Limnologists work in a variety of locations, including:
In the office:
- Doing paperwork and analyzing data for reporting
- Reviewing monitoring reports and Environmental Impact Assessments
- Developing monitoring programs
- Communicating on the phone and in meetings with clients, government departments, and the public, and presenting report findings
- Researching new technology and advancements in limnology, and consulting with other limnology professionals
In the field:
- Collecting water and biotic samples
- Recording qualitative and quantitative data
- Training and educating various stewardship groups
In the lab:
- Studying aquatic organisms
- Analyzing water samples for chemical variables
Where to Work
There are a number of places limnologists can find employment. They include:
- Federal, provincial/territorial, and municipal government departments
- Colleges, universities, and research institutes
- Environmental and engineering consulting firms
- Not-for-profit and non-governmental environmental organizations
Education and Skills
If you are a high school student considering a career as a limnologist, you should have strong marks or an interest in:
In most cases, the minimum education requirement to work as a limnologist is a university graduate degree. If you are a post-secondary student considering a career as a limnologist, the following programs are most applicable:
- Aquatic Biology
- Environmental Science
In addition to the above programs, most limnologists take graduate programs in limnology and aquatic ecosystems. Certification is not mandatory for limnologists, but most practitioners belong to professional groups such as the Society of Canadian Limnologists (SCL) or North American Lake Management Society (NALMS), or register as Professional Biologists.

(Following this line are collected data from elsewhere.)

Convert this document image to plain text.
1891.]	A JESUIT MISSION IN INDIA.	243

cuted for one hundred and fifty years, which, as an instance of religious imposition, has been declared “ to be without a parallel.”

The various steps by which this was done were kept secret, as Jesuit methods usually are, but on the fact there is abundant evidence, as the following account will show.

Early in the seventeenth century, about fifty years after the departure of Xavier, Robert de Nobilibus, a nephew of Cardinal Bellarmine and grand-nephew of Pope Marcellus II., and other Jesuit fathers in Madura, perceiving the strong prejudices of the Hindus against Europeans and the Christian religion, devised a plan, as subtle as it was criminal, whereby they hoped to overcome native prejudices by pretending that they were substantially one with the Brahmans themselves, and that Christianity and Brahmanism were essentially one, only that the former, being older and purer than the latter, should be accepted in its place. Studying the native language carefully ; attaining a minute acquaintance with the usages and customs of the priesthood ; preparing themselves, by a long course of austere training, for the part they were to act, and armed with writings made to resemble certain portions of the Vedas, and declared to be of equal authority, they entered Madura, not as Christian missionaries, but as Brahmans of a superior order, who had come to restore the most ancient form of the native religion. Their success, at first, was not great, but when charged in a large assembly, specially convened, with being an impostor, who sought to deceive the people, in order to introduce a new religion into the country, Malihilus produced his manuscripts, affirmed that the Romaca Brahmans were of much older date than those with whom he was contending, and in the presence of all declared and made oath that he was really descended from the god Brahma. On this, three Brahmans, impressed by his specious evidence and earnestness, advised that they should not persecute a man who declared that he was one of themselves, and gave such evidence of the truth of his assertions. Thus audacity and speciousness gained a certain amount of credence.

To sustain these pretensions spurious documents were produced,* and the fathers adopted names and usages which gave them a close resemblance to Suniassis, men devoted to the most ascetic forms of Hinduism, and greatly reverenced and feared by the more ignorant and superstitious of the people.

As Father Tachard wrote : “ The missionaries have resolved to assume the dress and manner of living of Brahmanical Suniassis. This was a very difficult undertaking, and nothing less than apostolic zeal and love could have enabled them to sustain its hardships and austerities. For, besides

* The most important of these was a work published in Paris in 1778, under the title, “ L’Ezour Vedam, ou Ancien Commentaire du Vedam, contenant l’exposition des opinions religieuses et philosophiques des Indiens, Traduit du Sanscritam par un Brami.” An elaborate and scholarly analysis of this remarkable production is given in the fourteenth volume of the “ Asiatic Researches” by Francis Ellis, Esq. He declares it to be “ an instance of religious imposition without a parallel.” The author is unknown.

It was while he was pursuing his undergraduate degree in his native Ghana that Dr. Michael Agbeti became interested in limnology, which is the study of freshwater systems such as lakes, ponds, rivers, and streams. A limnology professor encouraged Michael to consider completing an honour’s undergraduate thesis in the field. “The professor left a lasting impression on me…and that’s how I became interested in freshwater biology and eventually limnology.”
Almost 30 years later, Michael is now the president of his own consulting company, Bio Limno Research & Consulting in Halifax. He spends much of his time working in the lab looking through a microscope. “I basically identify and enumerate algae and zooplankton.” The water samples Michael analyzes are shipped to him from a variety of clients, including environmental consulting companies and national or international government agencies. Michael’s responsibilities also include compiling reports, filling out paperwork and overseeing the day-to-day operation of his company. But Michael admits that he prefers his time spent behind the microscope. “I would be happy if I could just spend all of my time in the lab.”
After all these years, Michael is still passionate about his profession. He enjoys looking at a lake and thinking “it appears to be clean and unpolluted to the naked eye, but it may not be so when you examine the water microscopically.” He’s also passionate about the future of limnology. “The potential for limnologists is unlimited considering the ongoing water quality problems caused by human activities, which are prevalent worldwide.”